И вот так не осталось людей, понимавших, как страшно то, что произошло. В Корее такие были, они распознали опасность "weak character", а в России уже некому было распознавать. Так и идет, и сегодня. Все – левые и правые, диссиденты и труженики КГБ – сошлись на теплой мысли о гнилье западного либерализма. Нам оно не надо. Те, кто пытались что-то понять, мало что могли сделать даже для своего собственного образования. На то оно и зовется education, самоучкой трудновато. Лучшие из них, приезжая на Запад – Солженицин, Бродский – показали, насколько страшненькие в России даже диссиденты. Подумайте – двум Нобелевским лауреатам, писателю и поэту, нельзя было предложить место профессора русской литературы в более-менее известном американском университете. Не справятся. (См. книгу Эллендеи Проффер, "Бродский среди нас"; она есть на обоих языках).

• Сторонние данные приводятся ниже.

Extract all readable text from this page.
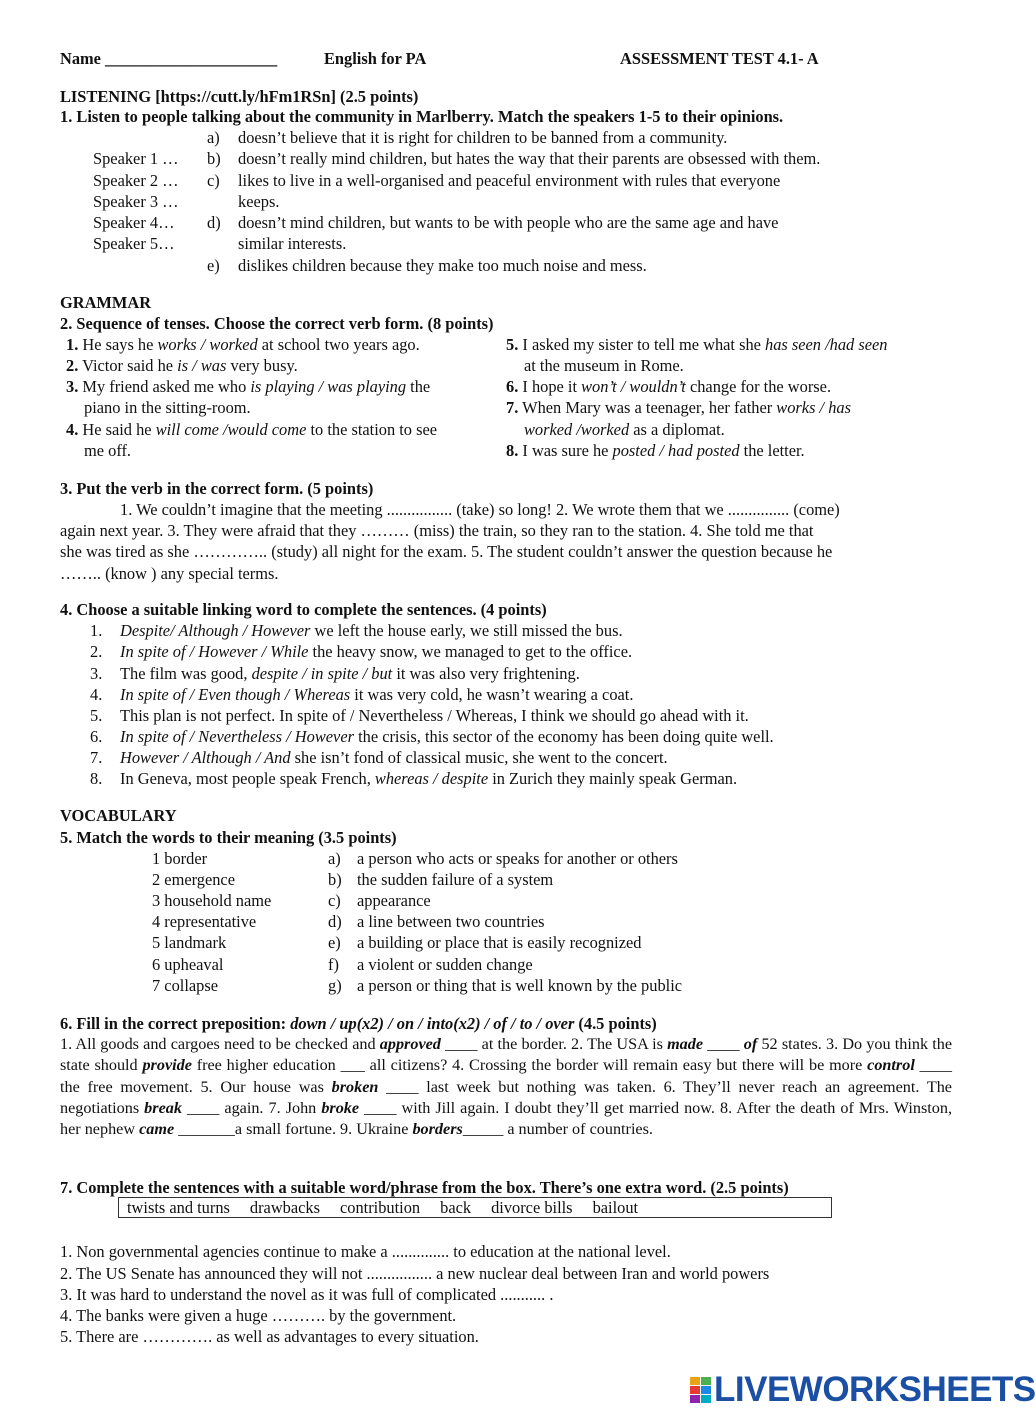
Name _____________________	English for PA	ASSESSMENT TEST 4.1- A
LISTENING [https://cutt.ly/hFm1RSn] (2.5 points)
1. Listen to people talking about the community in Marlberry. Match the speakers 1-5 to their opinions.
Speaker 1 …
Speaker 2 …
Speaker 3 …
Speaker 4…
Speaker 5…
a)
b)
c)
d)
e)
doesn’t believe that it is right for children to be banned from a community.
doesn’t really mind children, but hates the way that their parents are obsessed with them.
likes to live in a well-organised and peaceful environment with rules that everyone
keeps.
doesn’t mind children, but wants to be with people who are the same age and have
similar interests.
dislikes children because they make too much noise and mess.
GRAMMAR
2. Sequence of tenses. Choose the correct verb form. (8 points)
1. He says he works / worked at school two years ago.
2. Victor said he is / was very busy.
3. My friend asked me who is playing / was playing the
piano in the sitting-room.
4. He said he will come /would come to the station to see
me off.
5. I asked my sister to tell me what she has seen /had seen
at the museum in Rome.
6. I hope it won’t / wouldn’t change for the worse.
7. When Mary was a teenager, her father works / has
worked /worked as a diplomat.
8. I was sure he posted / had posted the letter.
3. Put the verb in the correct form. (5 points)
1. We couldn’t imagine that the meeting ................ (take) so long! 2. We wrote them that we ............... (come)
again next year. 3. They were afraid that they ……… (miss) the train, so they ran to the station. 4. She told me that
she was tired as she ………….. (study) all night for the exam. 5. The student couldn’t answer the question because he
…….. (know ) any special terms.
4. Choose a suitable linking word to complete the sentences. (4 points)
1. Despite/ Although / However we left the house early, we still missed the bus.
2. In spite of / However / While the heavy snow, we managed to get to the office.
3. The film was good, despite / in spite / but it was also very frightening.
4. In spite of / Even though / Whereas it was very cold, he wasn’t wearing a coat.
5. This plan is not perfect. In spite of / Nevertheless / Whereas, I think we should go ahead with it.
6. In spite of / Nevertheless / However the crisis, this sector of the economy has been doing quite well.
7. However / Although / And she isn’t fond of classical music, she went to the concert.
8. In Geneva, most people speak French, whereas / despite in Zurich they mainly speak German.
VOCABULARY
5. Match the words to their meaning (3.5 points)
1 border
2 emergence
3 household name
4 representative
5 landmark
6 upheaval
7 collapse
a)
b)
c)
d)
e)
f)
g)
a person who acts or speaks for another or others
the sudden failure of a system
appearance
a line between two countries
a building or place that is easily recognized
a violent or sudden change
a person or thing that is well known by the public
6. Fill in the correct preposition: down / up(x2) / on / into(x2) / of / to / over (4.5 points)
1. All goods and cargoes need to be checked and approved ____ at the border. 2. The USA is made ____ of 52 states. 3. Do you think the state should provide free higher education ___ all citizens? 4. Crossing the border will remain easy but there will be more control ____ the free movement. 5. Our house was broken ____ last week but nothing was taken. 6. They’ll never reach an agreement. The negotiations break ____ again. 7. John broke ____ with Jill again. I doubt they’ll get married now. 8. After the death of Mrs. Winston, her nephew came _______a small fortune. 9. Ukraine borders_____ a number of countries.
7. Complete the sentences with a suitable word/phrase from the box. There’s one extra word. (2.5 points)
twists and turns drawbacks contribution back divorce bills bailout
1. Non governmental agencies continue to make a .............. to education at the national level.
2. The US Senate has announced they will not ................ a new nuclear deal between Iran and world powers
3. It was hard to understand the novel as it was full of complicated ........... .
4. The banks were given a huge ………. by the government.
5. There are …………. as well as advantages to every situation.
LIVEWORKSHEETS
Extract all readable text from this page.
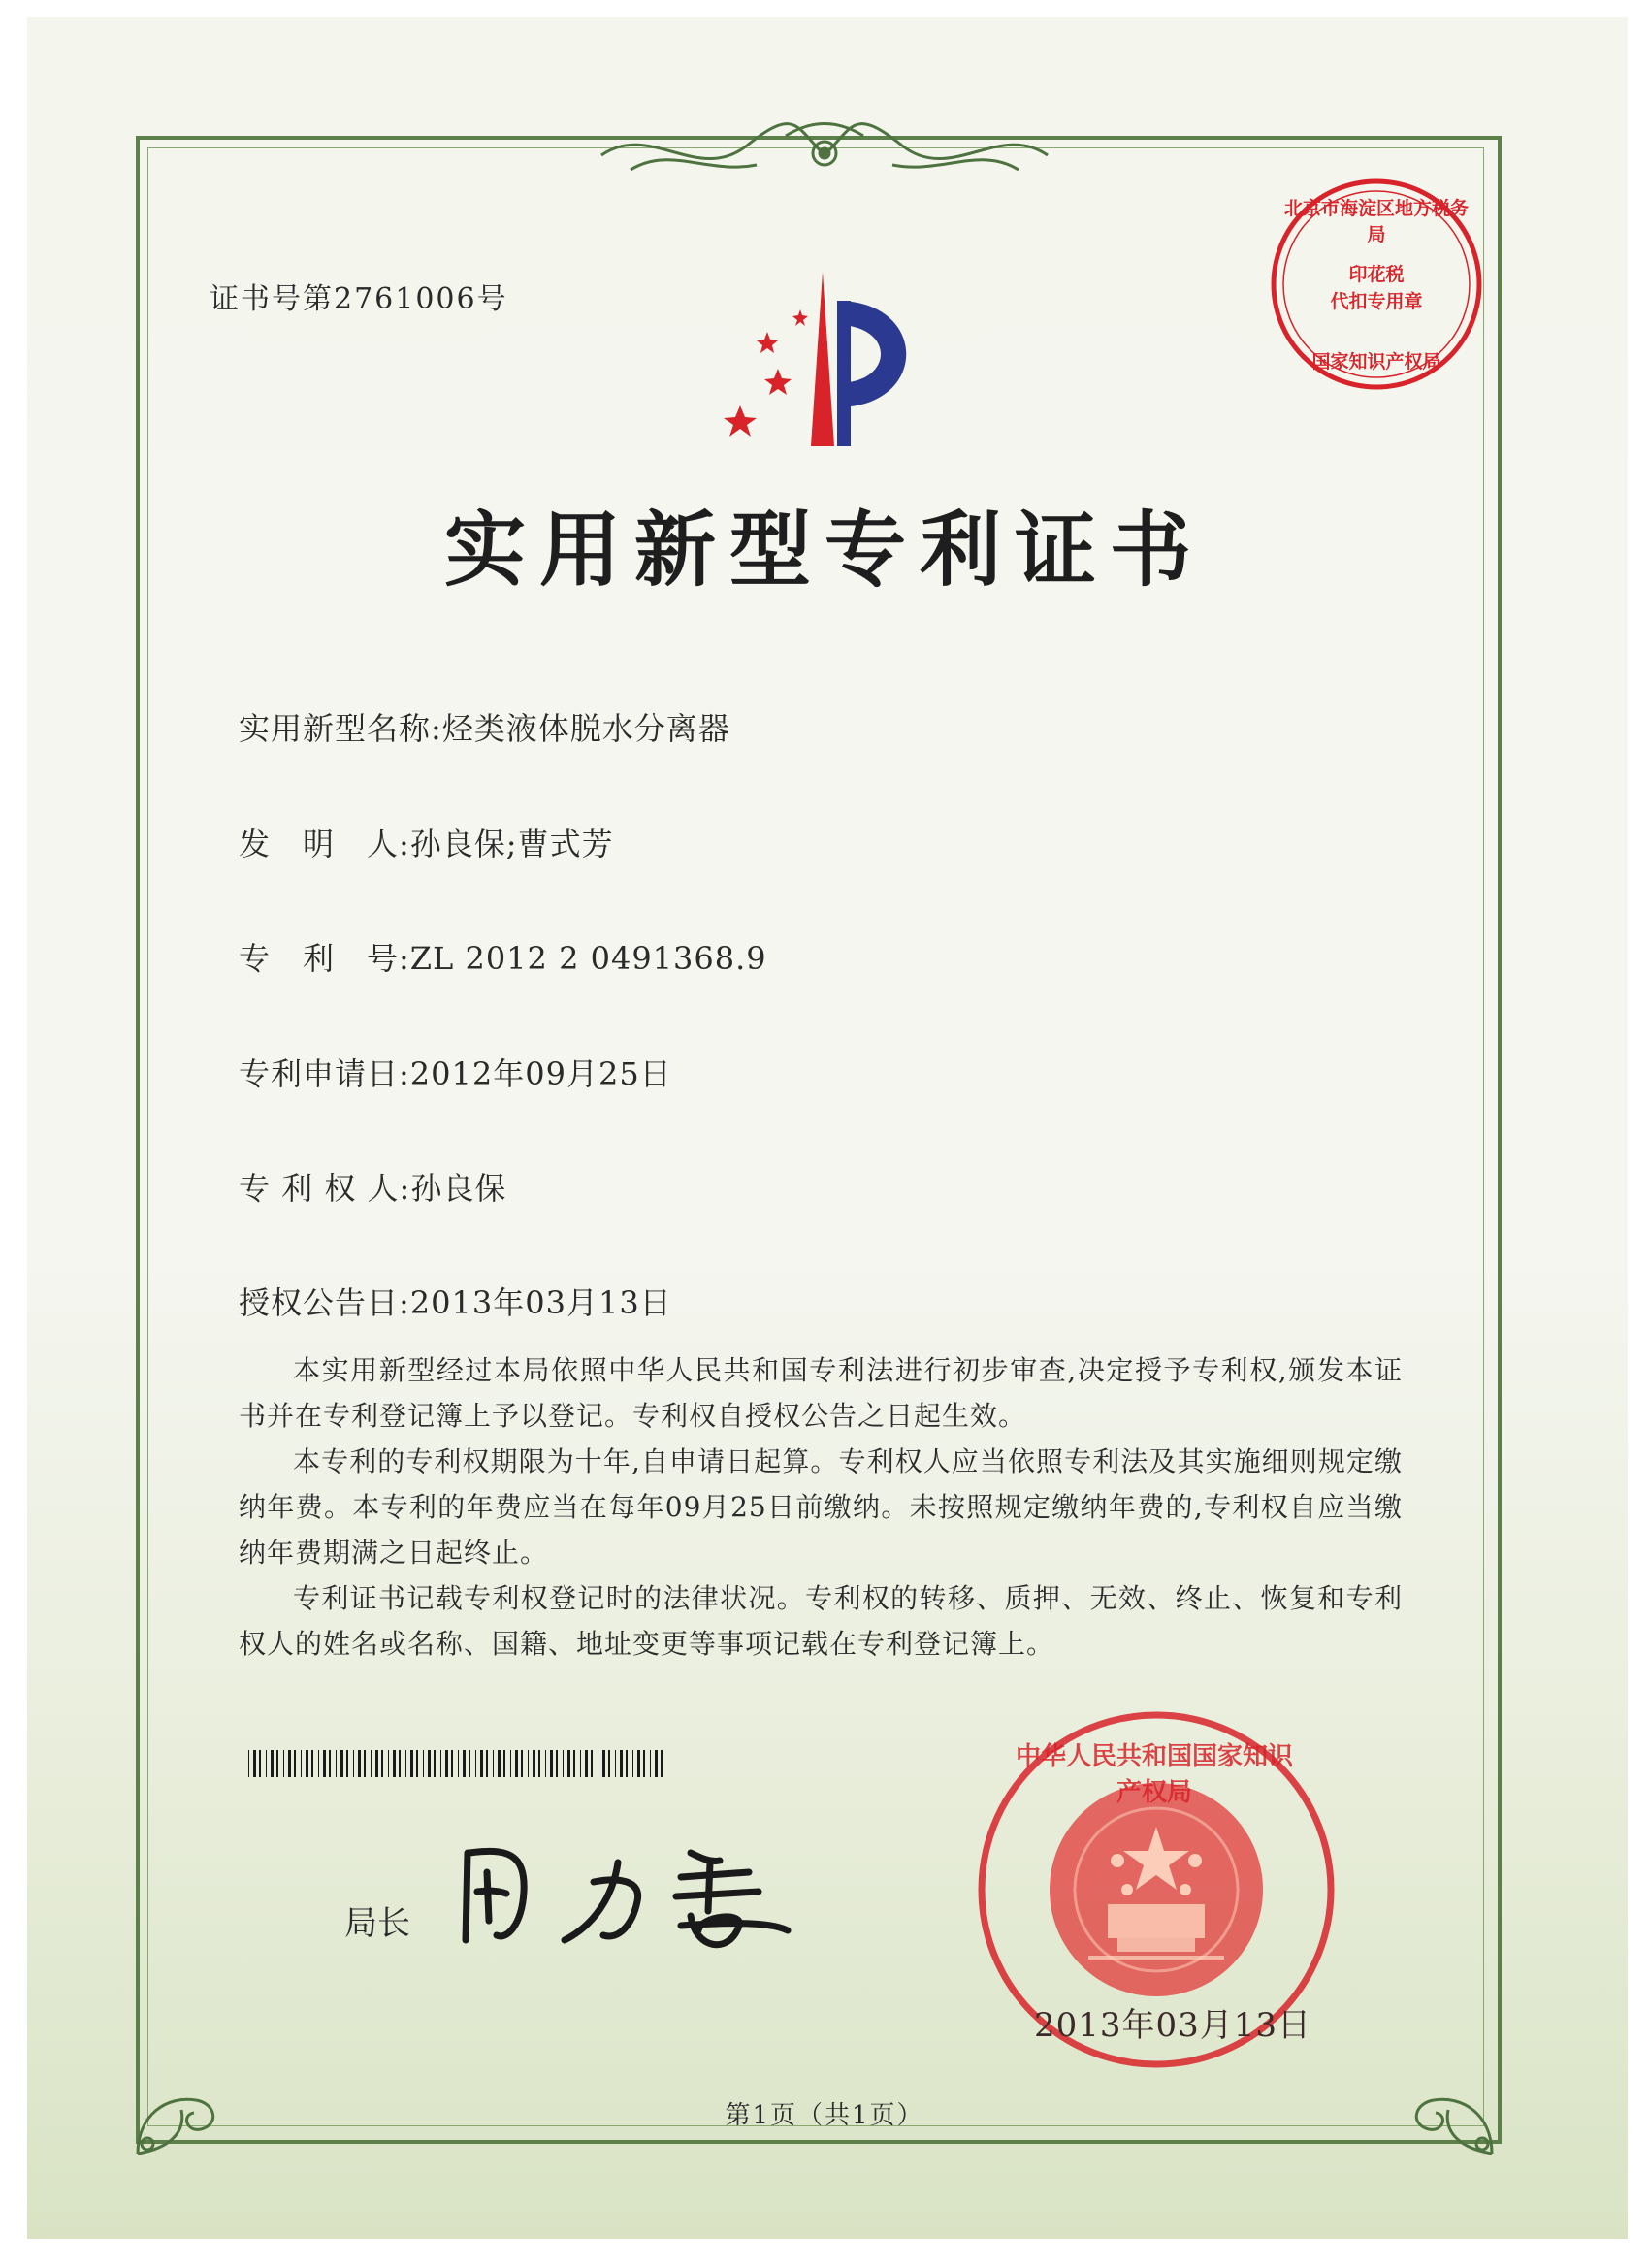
证书号第2761006号
北京市海淀区地方税务局
印花税
代扣专用章
国家知识产权局
实用新型专利证书
实用新型名称:烃类液体脱水分离器
发　明　人:孙良保;曹式芳
专　利　号:ZL 2012 2 0491368.9
专利申请日:2012年09月25日
专 利 权 人:孙良保
授权公告日:2013年03月13日
本实用新型经过本局依照中华人民共和国专利法进行初步审查,决定授予专利权,颁发本证书并在专利登记簿上予以登记。专利权自授权公告之日起生效。
本专利的专利权期限为十年,自申请日起算。专利权人应当依照专利法及其实施细则规定缴纳年费。本专利的年费应当在每年09月25日前缴纳。未按照规定缴纳年费的,专利权自应当缴纳年费期满之日起终止。
专利证书记载专利权登记时的法律状况。专利权的转移、质押、无效、终止、恢复和专利权人的姓名或名称、国籍、地址变更等事项记载在专利登记簿上。
局长
中华人民共和国国家知识产权局
2013年03月13日
第1页（共1页）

А когда позже на Запад хлынул наш широкий эмигрантский поток, люди пониже и пожиже, стало ясно, что те первые не были исключениями. Mы все с "weak character", все страшненькие. По закону критической массы, в Америке, Канаде и Европе это не вызвало больших хлопот. Даже удобно – дай такому дом, машину и зарплату, и он будет делать техническую работу, не теребя начальство вопросами об окружающей среде и правах женщин и гомосексуалистов. Но Израиль страна небольшая, компенсирующей массы там не хватает, поэтому в большой мере из-за русского потока страна двигается в направлении, вызывающем тревогу коренных израильтян, становится неким изгоем в западном мире. Как и положено по корейскому трафарету, люди с "weak character" винят не себя, а Х; в данном случае за Х идет "антисемитизм".
Подытожим
Эти вещи очень непростые, они трудные. Мозгу трудно изучать себя самое. Нельзя задать вопрос, которого не знаешь, тем более о самом себе. Ну как, каким образом я могу придти к выводу, что мое образование сделало меня моральным инвалидом? Люди, способные поставить под вопрос свои моральные принципы, редки. Порой такие вещи вдруг высвечиваются сами, в незапланированном тесте. Один такой тест – реакция стран Европы на сегодняшний поток мигрантов из Азии. Западная и Восточная Европа вдруг разбились на две четкие группы. Восточная Европа отгораживается от них колючей проволокой и собаками, а Западная Европа бросается им помогать. Венгры и поляки кричат о возможных страшных последствиях от приема десяти тысяч мигрантов-мусульман – и всё вроде правильно говорят – а Германия примет таких за год 800000. Посчитайте пропорцию...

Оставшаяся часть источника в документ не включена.